Arroyo later said he wanted to amend his bill to specify that the referenced block grants are those from the state General Revenue Fund.

“I don’t want it to be confused with federal grants,” he said. “We [state legislators] give them one and a half billion dollars … and they don’t have to say what they do with it. They’re unaccountable.”

Frustrated with CPS

In a hallway conversation at the Capitol Wednesday, Arroyo waxed eloquent on the frustration he and other legislators from Chicago feel about the way their city’s massive school district operates. He is particularly displeased with what he perceives as the School Board’s lack of concern for how citizens feel when schools in their neighborhoods are abruptly closed or subjected to turnaround, in which a new principal is brought in and the entire staff fired.

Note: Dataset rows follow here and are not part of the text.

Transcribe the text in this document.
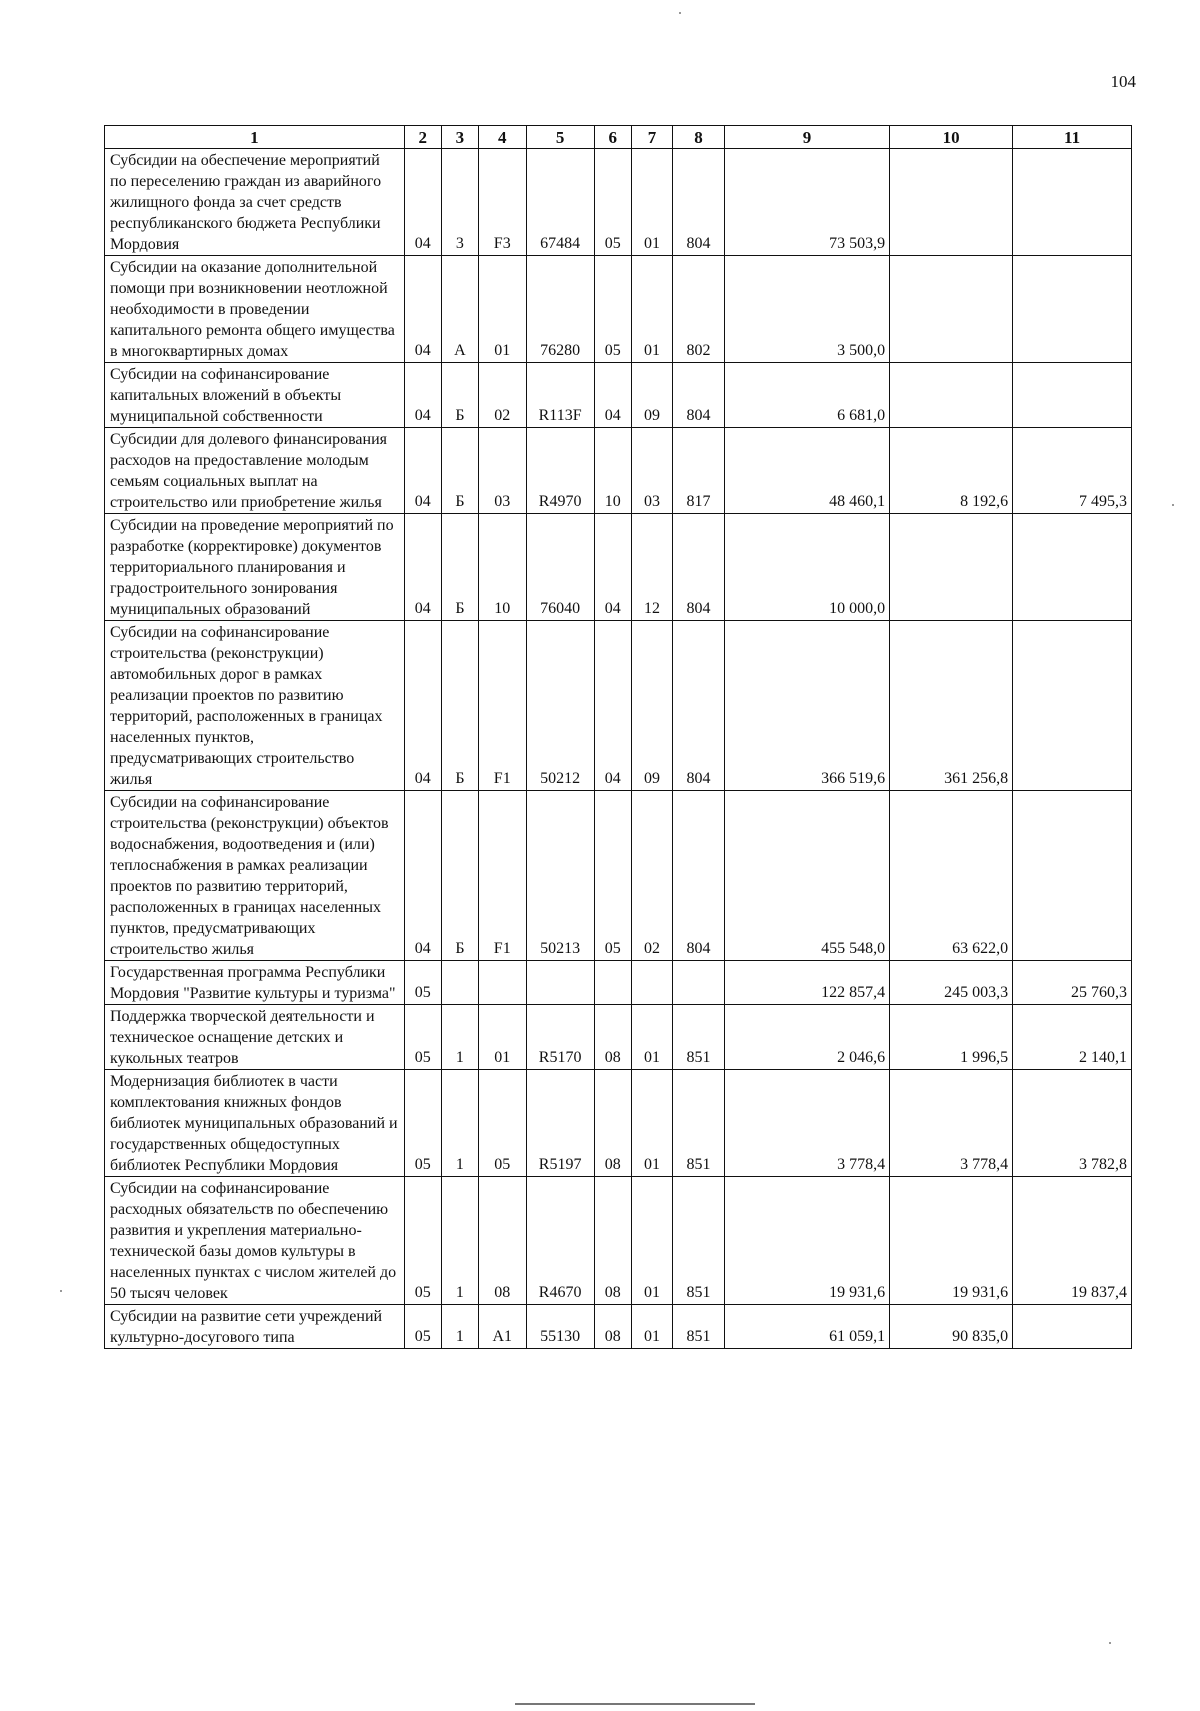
104
1	2	3	4	5	6	7	8	9	10	11
Субсидии на обеспечение мероприятий по переселению граждан из аварийного жилищного фонда за счет средств республиканского бюджета Республики Мордовия	04	3	F3	67484	05	01	804	73 503,9		
Субсидии на оказание дополнительной помощи при возникновении неотложной необходимости в проведении капитального ремонта общего имущества в многоквартирных домах	04	А	01	76280	05	01	802	3 500,0		
Субсидии на софинансирование капитальных вложений в объекты муниципальной собственности	04	Б	02	R113F	04	09	804	6 681,0		
Субсидии для долевого финансирования расходов на предоставление молодым семьям социальных выплат на строительство или приобретение жилья	04	Б	03	R4970	10	03	817	48 460,1	8 192,6	7 495,3
Субсидии на проведение мероприятий по разработке (корректировке) документов территориального планирования и градостроительного зонирования муниципальных образований	04	Б	10	76040	04	12	804	10 000,0		
Субсидии на софинансирование строительства (реконструкции) автомобильных дорог в рамках реализации проектов по развитию территорий, расположенных в границах населенных пунктов, предусматривающих строительство жилья	04	Б	F1	50212	04	09	804	366 519,6	361 256,8	
Субсидии на софинансирование строительства (реконструкции) объектов водоснабжения, водоотведения и (или) теплоснабжения в рамках реализации проектов по развитию территорий, расположенных в границах населенных пунктов, предусматривающих строительство жилья	04	Б	F1	50213	05	02	804	455 548,0	63 622,0	
Государственная программа Республики Мордовия "Развитие культуры и туризма"	05							122 857,4	245 003,3	25 760,3
Поддержка творческой деятельности и техническое оснащение детских и кукольных театров	05	1	01	R5170	08	01	851	2 046,6	1 996,5	2 140,1
Модернизация библиотек в части комплектования книжных фондов библиотек муниципальных образований и государственных общедоступных библиотек Республики Мордовия	05	1	05	R5197	08	01	851	3 778,4	3 778,4	3 782,8
Субсидии на софинансирование расходных обязательств по обеспечению развития и укрепления материально-технической базы домов культуры в населенных пунктах с числом жителей до 50 тысяч человек	05	1	08	R4670	08	01	851	19 931,6	19 931,6	19 837,4
Субсидии на развитие сети учреждений культурно-досугового типа	05	1	A1	55130	08	01	851	61 059,1	90 835,0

“Say you’re the principal and your school is doing well. They will just come to you and say, ‘Jim, your school is being closed.’ You can say, ‘We’re making progress. Give me a little time.’ But it will do no good. Your school will be closed,” Arroyo said.

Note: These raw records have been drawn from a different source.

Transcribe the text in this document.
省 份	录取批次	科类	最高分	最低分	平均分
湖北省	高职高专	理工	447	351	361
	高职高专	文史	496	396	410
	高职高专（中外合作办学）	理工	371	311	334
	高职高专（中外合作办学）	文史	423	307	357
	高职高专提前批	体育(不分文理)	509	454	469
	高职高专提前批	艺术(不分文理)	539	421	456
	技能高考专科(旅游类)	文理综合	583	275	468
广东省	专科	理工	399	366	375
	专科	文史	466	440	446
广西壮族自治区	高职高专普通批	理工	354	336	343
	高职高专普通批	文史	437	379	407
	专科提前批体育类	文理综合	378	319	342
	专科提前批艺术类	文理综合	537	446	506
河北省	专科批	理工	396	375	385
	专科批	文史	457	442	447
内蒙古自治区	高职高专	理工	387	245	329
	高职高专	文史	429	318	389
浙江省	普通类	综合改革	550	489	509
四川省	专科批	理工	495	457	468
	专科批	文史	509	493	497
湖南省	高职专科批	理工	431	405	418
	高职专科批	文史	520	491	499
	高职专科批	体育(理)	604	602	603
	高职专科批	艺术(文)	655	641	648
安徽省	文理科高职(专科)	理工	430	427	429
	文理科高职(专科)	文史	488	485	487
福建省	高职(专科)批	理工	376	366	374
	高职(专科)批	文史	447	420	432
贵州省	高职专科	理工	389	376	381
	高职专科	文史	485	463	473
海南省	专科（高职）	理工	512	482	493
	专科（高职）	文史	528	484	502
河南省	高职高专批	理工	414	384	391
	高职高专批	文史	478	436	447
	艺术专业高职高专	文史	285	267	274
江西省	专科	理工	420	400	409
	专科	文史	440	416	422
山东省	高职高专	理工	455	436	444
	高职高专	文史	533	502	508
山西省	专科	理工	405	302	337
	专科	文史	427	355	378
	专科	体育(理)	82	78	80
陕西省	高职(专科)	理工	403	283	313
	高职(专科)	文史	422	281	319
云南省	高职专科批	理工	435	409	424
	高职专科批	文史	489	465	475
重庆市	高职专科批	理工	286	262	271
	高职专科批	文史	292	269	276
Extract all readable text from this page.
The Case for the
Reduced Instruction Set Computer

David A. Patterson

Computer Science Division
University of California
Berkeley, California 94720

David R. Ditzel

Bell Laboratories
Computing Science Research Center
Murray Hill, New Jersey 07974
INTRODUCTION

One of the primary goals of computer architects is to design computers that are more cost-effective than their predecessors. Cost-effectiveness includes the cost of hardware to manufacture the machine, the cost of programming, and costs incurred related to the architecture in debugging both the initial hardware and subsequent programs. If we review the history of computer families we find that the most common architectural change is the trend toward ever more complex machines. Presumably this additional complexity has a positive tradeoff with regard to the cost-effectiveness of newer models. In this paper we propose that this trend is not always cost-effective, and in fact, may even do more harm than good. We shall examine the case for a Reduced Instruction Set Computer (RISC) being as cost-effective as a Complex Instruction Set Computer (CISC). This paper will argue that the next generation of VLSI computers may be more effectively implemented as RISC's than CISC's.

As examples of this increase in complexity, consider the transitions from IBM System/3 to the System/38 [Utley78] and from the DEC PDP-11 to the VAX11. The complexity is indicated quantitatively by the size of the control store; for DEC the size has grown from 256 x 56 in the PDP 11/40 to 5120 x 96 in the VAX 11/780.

Doesn’t the board conduct hearings on such actions? Yes, Arroyo said, “but not at the school. You have to go to their office downtown.” He told of a hearing scheduled for two hours, starting at 8 p.m. on a Friday night. A CPS staff person took 50 minutes of that time explaining the reasons for the planned closure, and citizens who objected “were cut off” after speaking for just two minutes each.

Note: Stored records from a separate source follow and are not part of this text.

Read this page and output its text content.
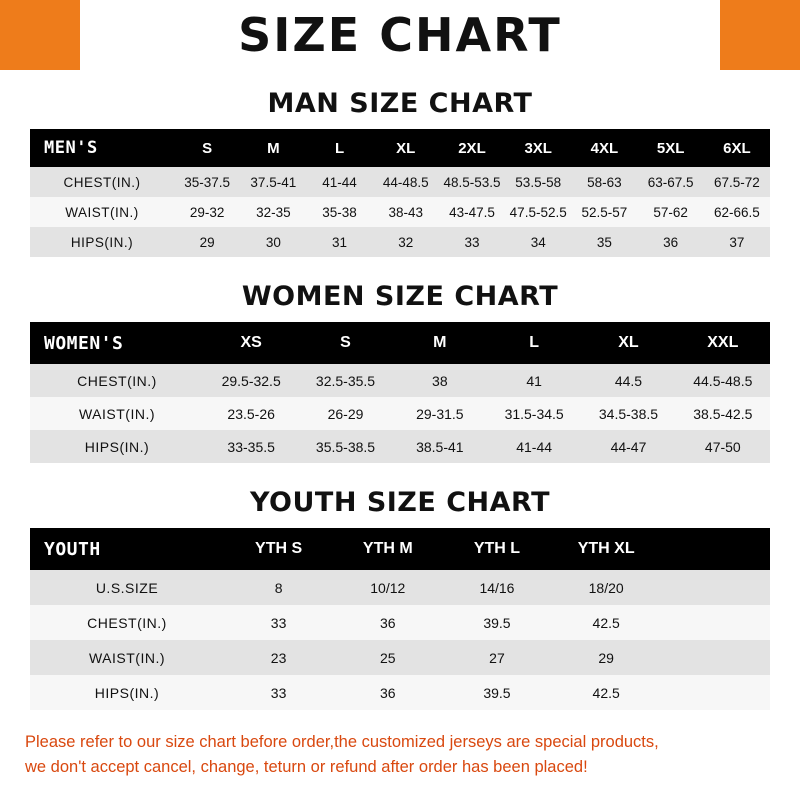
SIZE CHART
MAN SIZE CHART
MEN'S	S	M	L	XL	2XL	3XL	4XL	5XL	6XL
CHEST(IN.)	35-37.5	37.5-41	41-44	44-48.5	48.5-53.5	53.5-58	58-63	63-67.5	67.5-72
WAIST(IN.)	29-32	32-35	35-38	38-43	43-47.5	47.5-52.5	52.5-57	57-62	62-66.5
HIPS(IN.)	29	30	31	32	33	34	35	36	37
WOMEN SIZE CHART
WOMEN'S	XS	S	M	L	XL	XXL
CHEST(IN.)	29.5-32.5	32.5-35.5	38	41	44.5	44.5-48.5
WAIST(IN.)	23.5-26	26-29	29-31.5	31.5-34.5	34.5-38.5	38.5-42.5
HIPS(IN.)	33-35.5	35.5-38.5	38.5-41	41-44	44-47	47-50
YOUTH SIZE CHART
YOUTH	YTH S	YTH M	YTH L	YTH XL	
U.S.SIZE	8	10/12	14/16	18/20	
CHEST(IN.)	33	36	39.5	42.5	
WAIST(IN.)	23	25	27	29	
HIPS(IN.)	33	36	39.5	42.5	
Please refer to our size chart before order,the customized jerseys are special products,
we don't accept cancel, change, teturn or refund after order has been placed!
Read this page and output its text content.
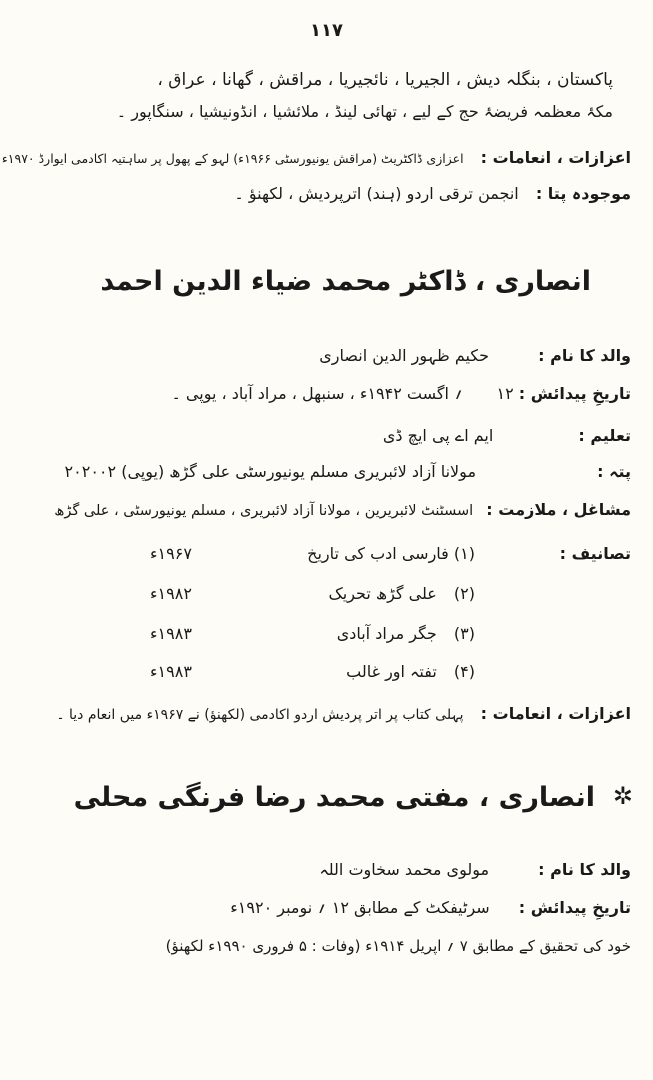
۱۱۷
پاکستان ، بنگلہ دیش ، الجیریا ، نائجیریا ، مراقش ، گھانا ، عراق ،
مکۂ معظمہ فریضۂ حج کے لیے ، تھائی لینڈ ، ملائشیا ، انڈونیشیا ، سنگاپور ۔
اعزازات ، انعامات : اعزازی ڈاکٹریٹ (مراقش یونیورسٹی ۱۹۶۶ء) لہو کے پھول پر ساہتیہ اکادمی ایوارڈ ۱۹۷۰ء
موجودہ پتا : انجمن ترقی اردو (ہند) اترپردیش ، لکھنؤ ۔
انصاری ، ڈاکٹر محمد ضیاء الدین احمد
والد کا نام : حکیم ظہور الدین انصاری
تاریخِ پیدائش : ۱۲ ؍ اگست ۱۹۴۲ء ، سنبھل ، مراد آباد ، یوپی ۔
تعلیم : ایم اے پی ایچ ڈی
پتہ : مولانا آزاد لائبریری مسلم یونیورسٹی علی گڑھ (یوپی) ۲۰۲۰۰۲
مشاغل ، ملازمت : اسسٹنٹ لائبریرین ، مولانا آزاد لائبریری ، مسلم یونیورسٹی ، علی گڑھ
تصانیف :
(۱) فارسی ادب کی تاریخ
۱۹۶۷ء
(۲) علی گڑھ تحریک
۱۹۸۲ء
(۳) جگر مراد آبادی
۱۹۸۳ء
(۴) تفتہ اور غالب
۱۹۸۳ء
اعزازات ، انعامات : پہلی کتاب پر اتر پردیش اردو اکادمی (لکھنؤ) نے ۱۹۶۷ء میں انعام دیا ۔
✲
انصاری ، مفتی محمد رضا فرنگی محلی
والد کا نام : مولوی محمد سخاوت اللہ
تاریخِ پیدائش : سرٹیفکٹ کے مطابق ۱۲ ؍ نومبر ۱۹۲۰ء
خود کی تحقیق کے مطابق ۷ ؍ اپریل ۱۹۱۴ء (وفات : ۵ فروری ۱۹۹۰ء لکھنؤ)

Despite the timing, and a snowstorm on one occasion, the hearings on closings were packed.

The board does have some criteria for determining which schools to close or put into turnaround, but a state facilities task force, angered that district leaders failed to set a meeting with them to discuss their decisions in depth, now wants a moratorium on closings.

HB 4487, sponsored by Rep. Cynthia Soto (D-Chicago), would impose a one-year moratorium on CPS facilities interventions. It is currently stalled in the House Rules Committee and is, therefore, not available for consideration by LaVia’s committee.

More scrutiny

The CPS testimony required under Arroyo’s bill, HB 3871, must include information about “plans to build or repair schools and to close or consolidate schools.”

Although school “facility interventions,” as CPS calls closures and turnarounds, are the current hot button issue, Arroyo expressed general dissatisfaction with school governance in Chicago. “They ignore the local school councils and just do what they want to,” he complained.

Chapa LaVia did not set a date for a showdown hearing on CPS issues. Arroyo’s bill has been posted for the committee’s next hearing, on February 29, along with about 25 other bills that mostly relate to issues of general educational interest – with one exception.

Rep. Roger Eddy (R-Hutsonville) is sponsoring a bill that goes to the heart of Arroyo’s concern. The law currently asserts that, to receive block grant funds from the state, CPS “is not required to file any application or other claim.” Eddy thinks that is wrong.

HB 4056, sponsored by Eddy, would require CPS to “submit application, approval data and claim information in the same manner and format as all other districts” seeking state grants. The bill is also posted for a committee hearing February 29.

Also posted is HB 209, sponsored by Rep. Kenneth Dunkin (D-Chicago), which requires the CEO to have earned a master’s degree in education and hold a current teaching certificate. Dunkin’s bill has been posted three times but he has not yet presented it for debate.

Similarly, HB 4455 (Rep. Marlow Colvin, D-Chicago), which would set maximum limits on the number of students in CPS classrooms, is also currently lodged in the Rules Committee.

The primary focus of attention Wednesday was Gov. Pat Quinn’s annual budget address. While he proposed dramatic cuts in most state agency budgets and called for the closure of state correctional, mental health and other facilities statewide, he did not propose significant cuts to education funding.

In fact, Quinn has recommended that the General Assembly increase early childhood education funding by $20 million over the current fiscal year, and grants to eligible, low-income college students by $50 million. In his FY 2013 capital budget proposal, Quinn included nearly $9 million in maintenance funding re-appropriations for repairs and improvements at 88 Chicago schools.